Working with a cyber security analyst, Yle found that Twitter was a hotbed of activity aimed at undermining EU citizens’ confidence in the region. While a few accounts were responsible for disseminating misleading information and outright fake news, ordinary citizens were also unwitting allies in spreading disinformation.
A man with a long beard dressed in white robes reminiscent of Arabic attire furiously attacks a statue with a hammer. A passerby hurls stones at the man and police eventually intervene. The video was tweeted at the beginning of May by an account owned by Compact News (more on this account later).
“A muslim #migrant destroying a statue in #Italy, because part of the body is showing. #Europe does not know what is coming their way in next (sic) 5 to 15 years. #EUelections2019 #EU #NWO.”
The video had previously been debunked as fake in October 2018, but it is still widely shared online. According to an extensive analysis of roughly 300,000 tweets by Yle, it was also one of the most popular pieces of EU-related content on Twitter between 29 April and 9 May ahead of European Parliament elections.
Fake news content shared in Finland
Yle’s analysis showed that Compact News’ fake statue vandalism video had been shared in Finland, the UK and the Netherlands, at least. The study further identified several Finnish troll accounts that pushed the fake video. The Compact News account and another account, Partisan FB, both counted active Finnish troll accounts among their followers.
Public broadcasters from Finland, Sweden, the Netherlands, Austria and the UK complied suspected troll accounts active in each country for the analysis, a total of more than 4,200 Twitter accounts.
Troll accounts were defined as accounts devoted mainly to agitating or provoking other users or trying to steer online discussion in a particular direction. Tweets from troll accounts were compared to 300,000 other posts.
The public broadcasters examined how Twitter users were discussing the EU election and whether or not the platform was being used for the dissemination of deliberately misleading information or disinformation.
The project found that among hundreds of thousands of tweets, the most popular sharers deliberately disseminated distorted information.
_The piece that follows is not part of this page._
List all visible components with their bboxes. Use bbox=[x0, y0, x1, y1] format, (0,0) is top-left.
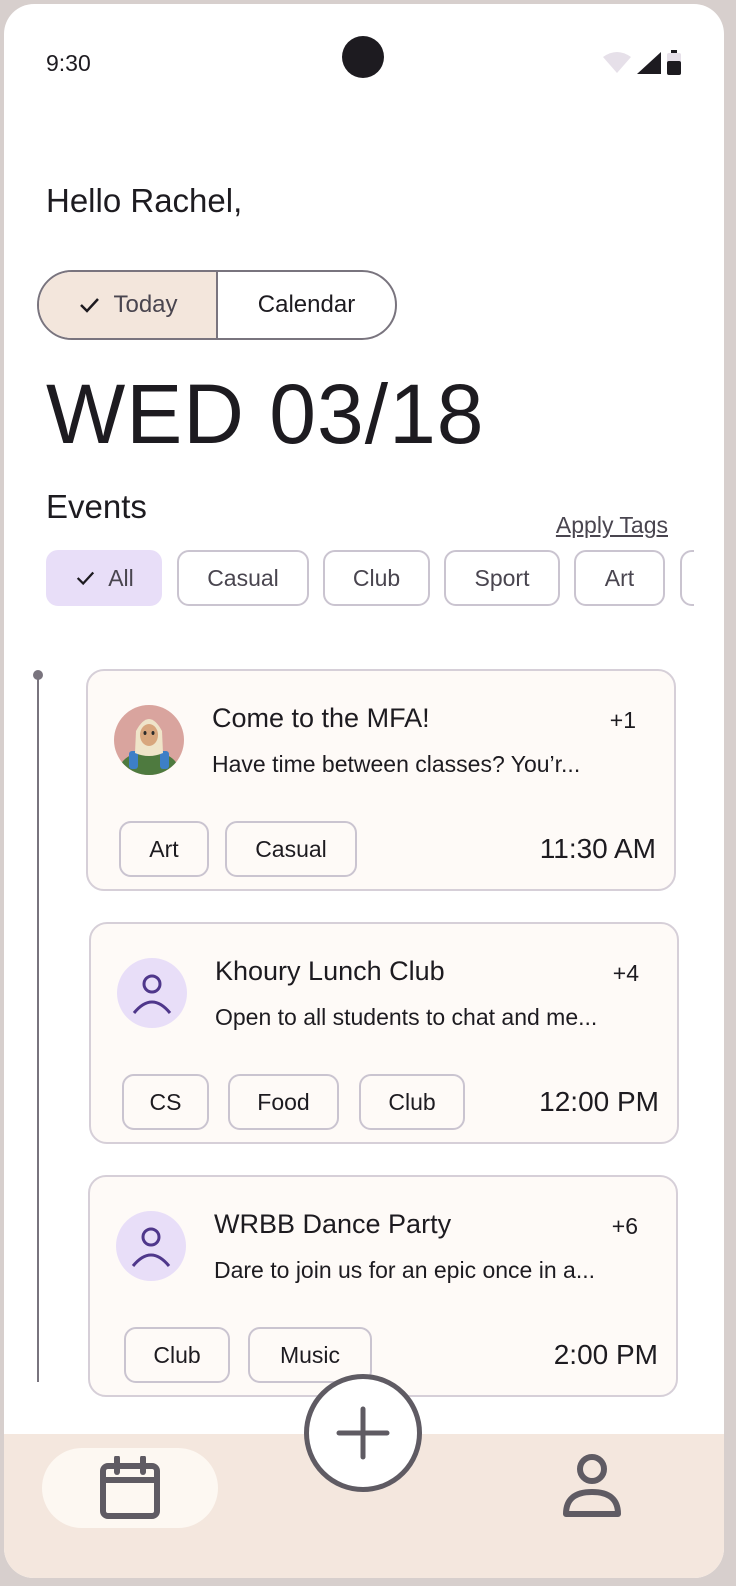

The Yle analysis corroborated suspicions that a growing number of EU citizens are being exposed to distorted or fake news.
According to a recent analysis US data security firm SafeGuard Cyber reported in The Guardian, as many as half of the EU’s 500 million residents have been targeted by disinformation shared by hundreds of thousands of social media accounts.
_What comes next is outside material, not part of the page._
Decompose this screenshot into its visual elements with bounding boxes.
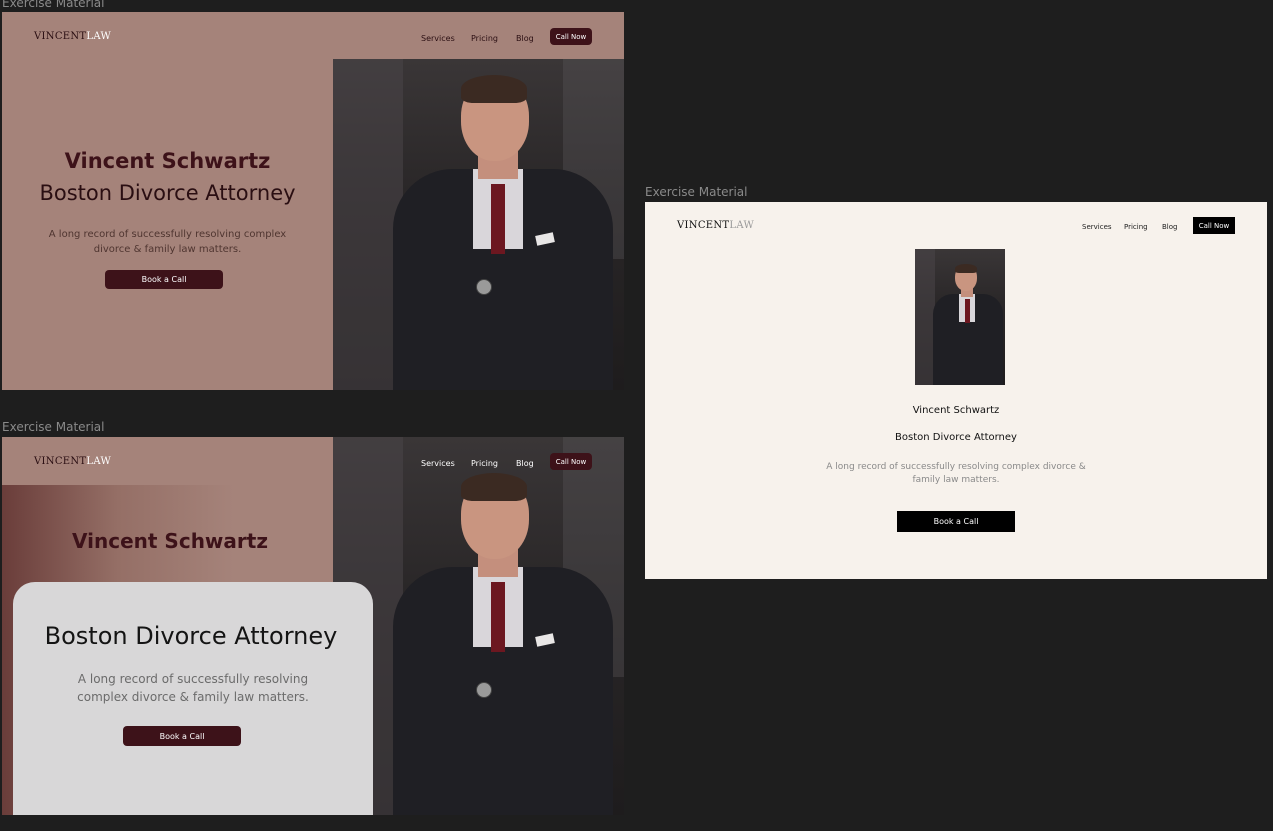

Top-ranking tweets from dubious accounts
The video tweeted by Compact News at the beginning of May received more than 1,300 “likes” and was retweeted nearly 1,800 times, making it the third most-popular tweet in the analysis.
Other tweets in the top three came from an account titled Partisan FB, which was strongly anti-EU. Both accounts also shared a great deal of content from Russian propaganda media such as Russia Today and Sputnik.
Yle was not able to determine who was behind these accounts. According to one expert, it could be “our neighbour to the east, independent groups or isolated individuals.” These accounts spread a narrative in which global threats are explained in a manner that suits Russia.
“In any case these tweets support Russia’s strategic narrative, the purpose of which is to stir up confusion and disrupt normal discourse,” said communications chief of the European Centre of Excellence for Countering Hybrid Threats (Hybrid CoE), Päivi Tampere. The US and Canada as well as most EU member states have a stake in the Helsinki-based organisation.
According to Tampere, the most popular tweets in the Yle analysis are typical examples of attempts to influence opinion with the aim of undermining trust in the EU and democratic society.